17.6 Exercises

  1. Aptitude Tobit Model (***): Consider the censored data set in aptitude in which the aptitude score is limited at 800. In a first step, estimate a regular OLS model with \(apt\) as the dependent variable and \(read\), \(math\), and \(factor(program)\) as the independent variables. In a second step, estimate a model that takes the censored nature of the data into account. Is there a significant difference in estimates?

  2. Chicago Grocery Stores (***): Subdivision of Chicago are called Chicago Community Areas (CCA). The data in chicagogrocery includes data about the number of grocery stores (\(stores\)) in each CCA as well as demographic information. Estimate a Poisson and Negative Binomial Regression Model with \(stores\) as the dependent variable and the following independent variables: \(income\), \(pop\), unemployment rate (\(unemployed/laborforce\)) and percentage of blacks (\(black/pop\)). What do you conclude? Are the results what you would expect?

  3. Extramarital Affairs (***): Consider the data set in fair. The independent variables, which we are going to use are \(male\), \(yearsmarried\) (number of years married), \(children\), \(religious\) (religiousness on a scale of 1-5 with 1 being basically an atheist), and \(marriagehappiness\) (self-rating of marriage with 1=very unhappy to 5=very happy).
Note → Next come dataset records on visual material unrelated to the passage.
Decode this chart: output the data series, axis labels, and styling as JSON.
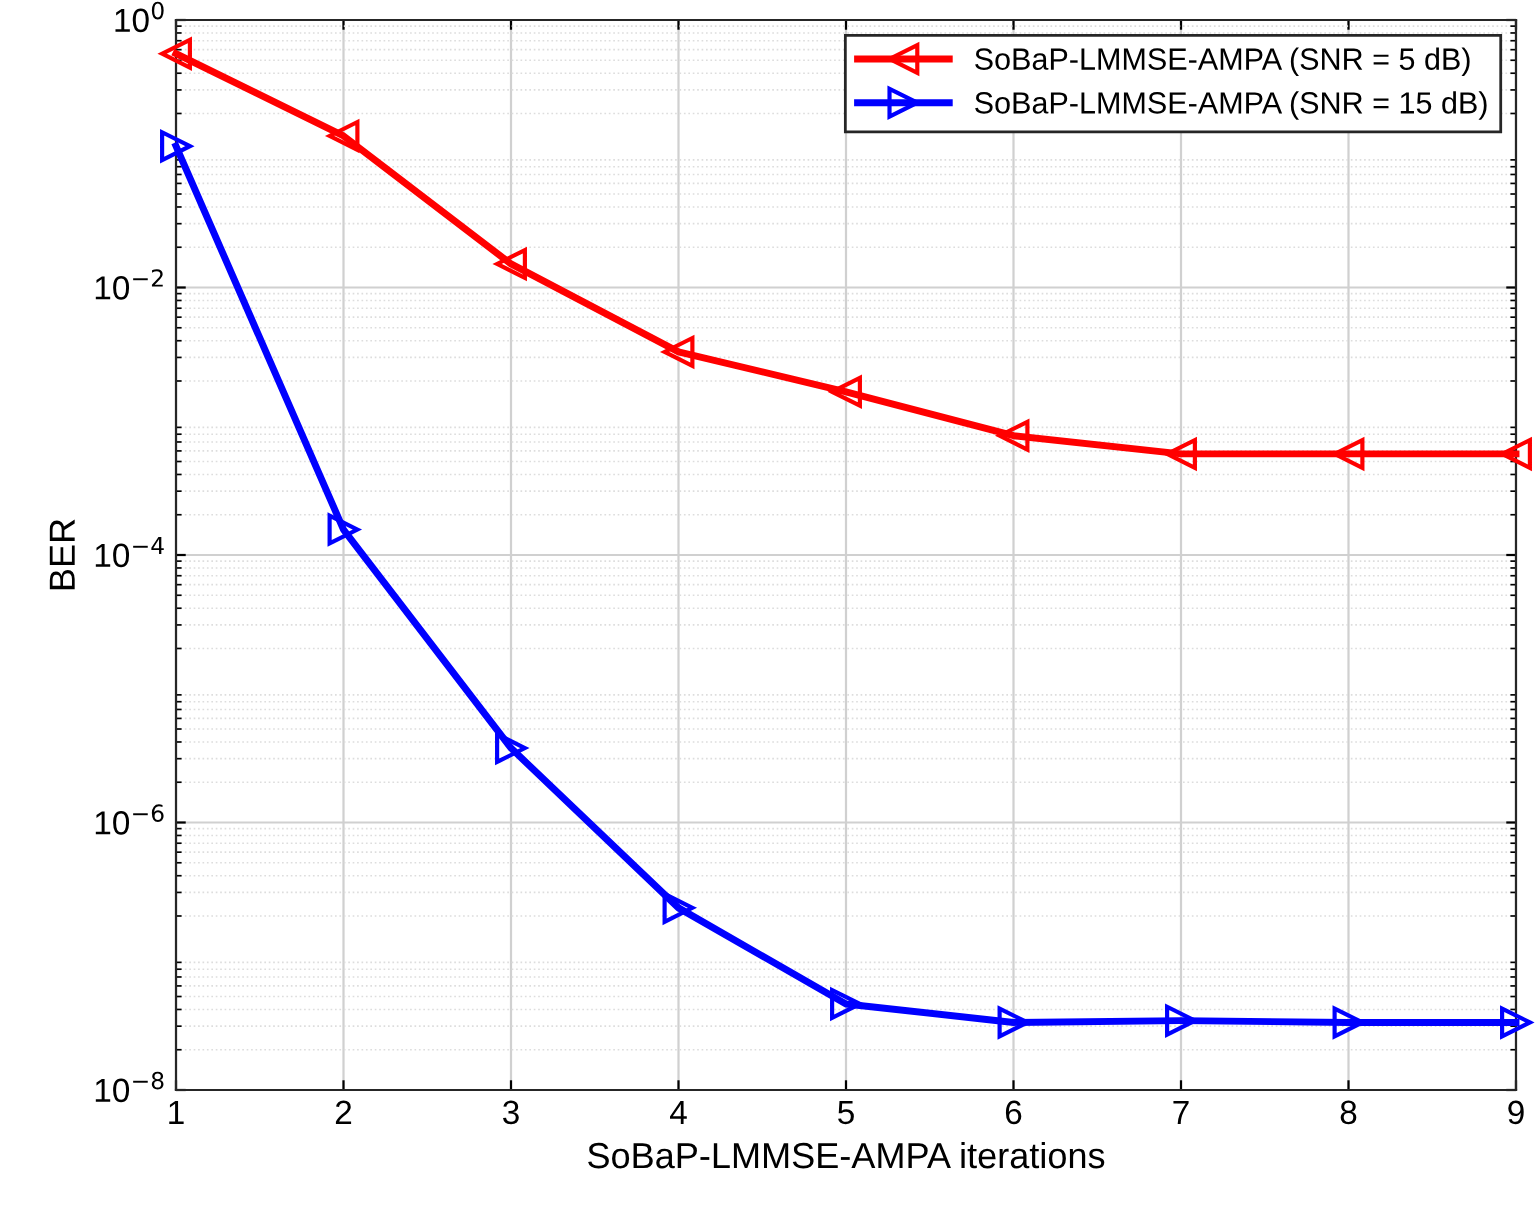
{
  "chart_data": {
    "type": "line",
    "xlabel": "SoBaP-LMMSE-AMPA iterations",
    "ylabel": "BER",
    "log": "y",
    "grid": true,
    "legend": "top right",
    "line_style": "solid",
    "x": [
      1,
      2,
      3,
      4,
      5,
      6,
      7,
      8,
      9
    ],
    "xlim": [
      1,
      9
    ],
    "xticks": [
      1,
      2,
      3,
      4,
      5,
      6,
      7,
      8,
      9
    ],
    "ylim": [
      1e-08,
      1
    ],
    "yticks": [
      {
        "value": 1e-08,
        "label": "10$^{−8}$"
      },
      {
        "value": 1e-06,
        "label": "10$^{−6}$"
      },
      {
        "value": 0.0001,
        "label": "10$^{−4}$"
      },
      {
        "value": 0.01,
        "label": "10$^{−2}$"
      },
      {
        "value": 1,
        "label": "10$^{0}$"
      }
    ],
    "series": [
      {
        "name": "SoBaP-LMMSE-AMPA (SNR = 5 dB)",
        "color": "#ff0000",
        "marker": "triangle-left",
        "values": [
          0.56,
          0.136,
          0.015,
          0.0033,
          0.00166,
          0.00078,
          0.00057,
          0.00057,
          0.00057
        ]
      },
      {
        "name": "SoBaP-LMMSE-AMPA (SNR = 15 dB)",
        "color": "#0000ff",
        "marker": "triangle-right",
        "values": [
          0.114,
          0.000155,
          3.6e-06,
          2.3e-07,
          4.4e-08,
          3.2e-08,
          3.3e-08,
          3.2e-08,
          3.2e-08
        ]
      }
    ]
  }
}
You are going to execute five models: (1) regular OLS, (2) Probit, (3) Poisson, (4) Negative Binomial, and (5) Hurdle Model. For the Probit model, you are running a model with a binary variable of either 0 (no affair) or 1 (at least one affair). Compare the models in terms of statistical significance. What changes from one model to the next? What model is the most appropriate and why?

  4. Biochemistry Articles (***): Publish or perish summarizes life in academia. The dependent variable of interest is \(articles\) and the independent variables are \(female\), \(married\), \(kidsbelow6\), and \(mentorarticles\) (number of articles by Ph.D. mentor). Estimate a quasi-poisson and a hurdle model. According to the model, what matters in terms of graduate student productivity? Why do those findings matter?

  5. BLM II (***): In a previous exercise, a regular OLS regression model was used to explain the positive number of protests. In this exercise, a zero-inflated and a hurdle model are estimated. The dependent variable for this exercise is protest frequency (\(totprotests\)) and the independent variables are city population (\(pop\)), population density (\(popdensity\)), percent Black (\(percentblack\)), black poverty rate (\(blackpovertyrate\)), percent of population with at least a bachelor (\(percentbachelor\)), college enrollment (\(collegeenrollpc\)), share of democrats (\(demshare\)), and Black police-caused deaths per 10,000 people (\(deathsblackpc\)). Interpret the output of the two models.

  6. Lung Cancer (**): Consider the data in lung. Plot the survival curve differentiating by sex. Estimate a survival model with \(age\) and \(female\) as the independent variables.

  7. Henning (***): Plot the survival curve differentiating by \(personal\). Estimate three survival models with the following independent variables: (1) personal, (2) personal and property, and (3) personal, property, and cage. Interpret the output. Is there a big difference in coefficients?